Ce guide détaille les indications, la réalisation et l'interprétation du bilan hormonal ménopause, en s'appuyant sur les recommandations actuelles de la Haute Autorité de Santé et des sociétés savantes de gynécologie.
Qu'est-ce qu'un bilan hormonal ménopause ?
Le bilan hormonal ménopause est un ensemble de dosages sanguins visant à évaluer le fonctionnement ovarien. Il repose principalement sur deux marqueurs :
- La FSH (hormone folliculo-stimulante), sécrétée par l'hypophyse
- L'estradiol (E2), principal œstrogène produit par les ovaires
Ces deux hormones fonctionnent en tandem selon un mécanisme de rétrocontrôle : quand les ovaires réduisent leur production d'estradiol, l'hypophyse compense en augmentant la sécrétion de FSH. C'est ce déséquilibre progressif qui traduit biologiquement la transition ménopausique.

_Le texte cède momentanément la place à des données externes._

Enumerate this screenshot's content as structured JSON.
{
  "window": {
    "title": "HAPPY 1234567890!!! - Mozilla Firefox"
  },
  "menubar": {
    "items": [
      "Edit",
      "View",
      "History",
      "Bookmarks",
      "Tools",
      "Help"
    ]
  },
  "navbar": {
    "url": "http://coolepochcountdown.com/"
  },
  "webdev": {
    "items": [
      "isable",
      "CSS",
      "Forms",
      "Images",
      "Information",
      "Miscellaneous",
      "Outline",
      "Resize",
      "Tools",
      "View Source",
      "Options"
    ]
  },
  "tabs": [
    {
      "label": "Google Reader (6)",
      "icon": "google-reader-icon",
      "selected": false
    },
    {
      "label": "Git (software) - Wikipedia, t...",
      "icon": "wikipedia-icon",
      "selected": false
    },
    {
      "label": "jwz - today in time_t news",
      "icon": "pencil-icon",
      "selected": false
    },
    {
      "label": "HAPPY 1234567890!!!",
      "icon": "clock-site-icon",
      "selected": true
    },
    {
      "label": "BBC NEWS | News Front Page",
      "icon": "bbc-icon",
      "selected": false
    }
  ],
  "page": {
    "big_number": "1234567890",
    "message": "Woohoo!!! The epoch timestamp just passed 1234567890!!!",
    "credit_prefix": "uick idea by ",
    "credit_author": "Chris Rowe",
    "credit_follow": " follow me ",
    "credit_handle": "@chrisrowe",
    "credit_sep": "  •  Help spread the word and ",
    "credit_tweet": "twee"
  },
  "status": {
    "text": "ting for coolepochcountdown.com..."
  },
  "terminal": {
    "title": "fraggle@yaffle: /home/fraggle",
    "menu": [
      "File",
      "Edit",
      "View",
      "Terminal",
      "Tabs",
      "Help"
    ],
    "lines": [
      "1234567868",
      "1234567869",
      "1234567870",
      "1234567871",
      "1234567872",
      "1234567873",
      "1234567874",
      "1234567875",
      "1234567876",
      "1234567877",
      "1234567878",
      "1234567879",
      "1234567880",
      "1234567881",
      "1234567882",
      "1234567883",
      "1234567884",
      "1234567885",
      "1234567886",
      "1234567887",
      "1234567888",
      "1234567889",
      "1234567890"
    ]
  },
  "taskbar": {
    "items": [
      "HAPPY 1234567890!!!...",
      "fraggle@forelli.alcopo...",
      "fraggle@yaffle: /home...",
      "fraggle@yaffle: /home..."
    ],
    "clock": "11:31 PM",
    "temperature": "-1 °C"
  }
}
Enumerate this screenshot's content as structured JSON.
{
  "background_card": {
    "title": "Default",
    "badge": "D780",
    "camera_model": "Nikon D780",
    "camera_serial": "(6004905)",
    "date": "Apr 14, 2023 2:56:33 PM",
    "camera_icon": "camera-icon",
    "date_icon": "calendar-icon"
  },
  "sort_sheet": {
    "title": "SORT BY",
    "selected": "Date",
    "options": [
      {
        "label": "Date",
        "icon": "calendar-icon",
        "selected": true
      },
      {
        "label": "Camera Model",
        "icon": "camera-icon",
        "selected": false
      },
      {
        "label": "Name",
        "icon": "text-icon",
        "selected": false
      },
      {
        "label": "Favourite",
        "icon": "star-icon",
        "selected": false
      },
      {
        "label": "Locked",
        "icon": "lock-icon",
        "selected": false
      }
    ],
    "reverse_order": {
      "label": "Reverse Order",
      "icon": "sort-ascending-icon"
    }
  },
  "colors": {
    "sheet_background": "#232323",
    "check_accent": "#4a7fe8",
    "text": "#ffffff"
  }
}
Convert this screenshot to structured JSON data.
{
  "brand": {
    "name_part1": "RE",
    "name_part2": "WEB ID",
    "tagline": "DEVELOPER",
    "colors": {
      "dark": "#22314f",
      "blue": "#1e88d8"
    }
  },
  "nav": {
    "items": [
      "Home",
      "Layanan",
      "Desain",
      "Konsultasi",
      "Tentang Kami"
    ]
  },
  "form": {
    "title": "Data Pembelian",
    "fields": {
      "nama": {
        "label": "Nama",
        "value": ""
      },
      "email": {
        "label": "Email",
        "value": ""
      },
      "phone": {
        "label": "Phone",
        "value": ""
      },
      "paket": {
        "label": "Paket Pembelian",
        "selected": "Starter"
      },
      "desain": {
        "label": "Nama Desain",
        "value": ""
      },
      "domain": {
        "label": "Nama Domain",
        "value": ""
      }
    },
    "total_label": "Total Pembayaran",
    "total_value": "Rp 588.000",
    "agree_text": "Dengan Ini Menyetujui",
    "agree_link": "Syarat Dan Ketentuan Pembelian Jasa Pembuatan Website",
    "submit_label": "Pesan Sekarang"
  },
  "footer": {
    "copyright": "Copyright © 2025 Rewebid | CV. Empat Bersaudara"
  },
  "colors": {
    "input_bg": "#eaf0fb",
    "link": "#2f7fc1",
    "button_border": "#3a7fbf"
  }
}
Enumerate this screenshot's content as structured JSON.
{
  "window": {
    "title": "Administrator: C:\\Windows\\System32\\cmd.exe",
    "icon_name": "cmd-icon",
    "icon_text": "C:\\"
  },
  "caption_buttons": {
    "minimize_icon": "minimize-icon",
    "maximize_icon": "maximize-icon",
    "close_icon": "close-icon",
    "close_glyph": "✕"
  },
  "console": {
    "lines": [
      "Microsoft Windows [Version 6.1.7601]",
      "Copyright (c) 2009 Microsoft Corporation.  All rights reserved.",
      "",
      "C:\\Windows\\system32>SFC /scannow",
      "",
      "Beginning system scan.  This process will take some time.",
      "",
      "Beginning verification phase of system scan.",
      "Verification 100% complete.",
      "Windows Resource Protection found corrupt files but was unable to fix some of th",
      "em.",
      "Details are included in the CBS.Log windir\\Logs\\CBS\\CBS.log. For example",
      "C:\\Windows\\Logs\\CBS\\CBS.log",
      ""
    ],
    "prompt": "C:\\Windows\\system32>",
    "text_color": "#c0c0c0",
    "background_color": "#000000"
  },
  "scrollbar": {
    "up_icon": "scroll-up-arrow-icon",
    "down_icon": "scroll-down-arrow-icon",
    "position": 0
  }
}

Quand prescrire ce bilan ?
La HAS et le Collège National des Gynécologues et Obstétriciens Français (CNGOF) sont clairs : chez une femme de plus de 45 ans présentant une aménorrhée depuis 12 mois, le diagnostic de ménopause est clinique. Le bilan hormonal n'est pas recommandé en routine.
Indications réelles du dosage FSH/estradiol
Le bilan est justifié dans des situations spécifiques :
- Femme de moins de 45 ans présentant des signes évocateurs (ménopause précoce ou insuffisance ovarienne prématurée)
- Aménorrhée sous contraception hormonale (pilule, stérilet hormonal) rendant difficile l'appréciation du statut ménopausique
- Antécédent de chirurgie ovarienne ou de traitement gonadotoxique (chimiothérapie, radiothérapie)
- Symptômes atypiques ou doute diagnostique avec une autre pathologie
- Suivi d'une insuffisance ovarienne prématurée (IOP) déjà diagnostiquée
- Bilan pré-thérapeutique avant instauration d'un traitement hormonal de la ménopause (THM) dans certains cas
Quand NE PAS faire le bilan ?
Chez une femme de 50-55 ans, non hystérectomisée, n'ayant pas eu de règles depuis un an et présentant des bouffées de chaleur classiques, le dosage hormonal est inutile. Il n'apporte pas d'information supplémentaire et représente un coût sans bénéfice clinique.
La FSH : hormone clé du diagnostic
La FSH (Follicle-Stimulating Hormone) est produite par l'antéhypophyse. Son rôle est de stimuler le développement des follicules ovariens. Quand les ovaires deviennent moins réactifs, l'hypophyse pousse davantage en sécrétant plus de FSH.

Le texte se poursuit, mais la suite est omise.